First, let's convert the given values to the proper units:
- Butane mass: 55.2 g
- Pressure: 0.850 atm
- Temperature: 25 degrees Celsius
The molar mass of butane (C4H10) can be calculated as follows:
- Carbon (C) molar mass: 12.01 g/mol
- Hydrogen (H) molar mass: 1.008 g/mol
- Butane molar mass = 4 * C + 10 * H = (4 * 12.01) + (10 * 1.008) = 58.12 g/mol
Next, we need to calculate the number of moles of butane:
- Number of moles = Mass / Molar mass = 55.2 g / 58.12 g/mol = 0.949 mol
Now, we can convert the temperature from Celsius to Kelvin:
- Temperature in Kelvin = 25 degrees Celsius + 273.15 = 298.15 K
At this point, we have the necessary information to proceed with the calculation.

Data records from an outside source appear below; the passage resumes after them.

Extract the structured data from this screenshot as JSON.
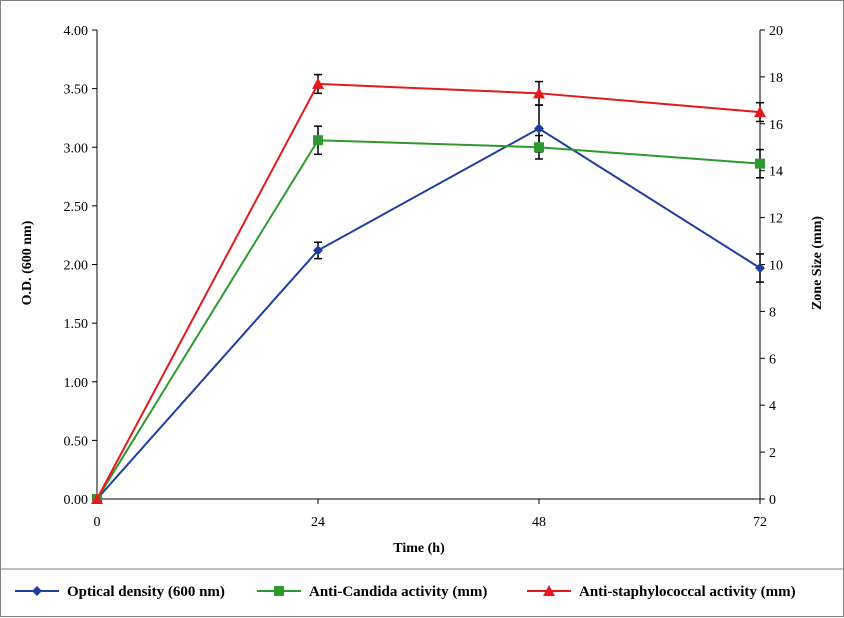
{
  "chart_data": {
    "type": "line",
    "x": [
      0,
      24,
      48,
      72
    ],
    "xlabel": "Time (h)",
    "ylabel": "O.D. (600 nm)",
    "y2label": "Zone Size (mm)",
    "xlim": [
      0,
      72
    ],
    "ylim": [
      0,
      4
    ],
    "y2lim": [
      0,
      20
    ],
    "x_ticks": [
      "0",
      "24",
      "48",
      "72"
    ],
    "y_ticks": [
      "0.00",
      "0.50",
      "1.00",
      "1.50",
      "2.00",
      "2.50",
      "3.00",
      "3.50",
      "4.00"
    ],
    "y2_ticks": [
      "0",
      "2",
      "4",
      "6",
      "8",
      "10",
      "12",
      "14",
      "16",
      "18",
      "20"
    ],
    "grid": false,
    "legend_position": "bottom",
    "series": [
      {
        "name": "Optical density (600 nm)",
        "axis": "left",
        "color": "#1F3F9A",
        "marker": "diamond",
        "values": [
          0.0,
          2.12,
          3.16,
          1.97
        ],
        "errors": [
          0.0,
          0.07,
          0.2,
          0.12
        ]
      },
      {
        "name": "Anti-Candida activity (mm)",
        "axis": "right",
        "color": "#2E9A2E",
        "marker": "square",
        "values": [
          0.0,
          15.3,
          15.0,
          14.3
        ],
        "errors": [
          0.0,
          0.6,
          0.5,
          0.6
        ]
      },
      {
        "name": "Anti-staphylococcal activity (mm)",
        "axis": "right",
        "color": "#E31A1C",
        "marker": "triangle",
        "values": [
          0.0,
          17.7,
          17.3,
          16.5
        ],
        "errors": [
          0.0,
          0.4,
          0.5,
          0.4
        ]
      }
    ]
  }
}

Let's rearrange the Ideal Gas Law equation to solve for volume (V):
V = (nRT) / P
Substituting the known values:
V = (0.949 mol * 0.0821 L·atm/mol·K * 298.15 K) / 0.850 atm
After calculating the expression, we get:
V ≈ 25.63 L
Therefore, approximately 25.63 liters of oxygen is needed to burn all the butane.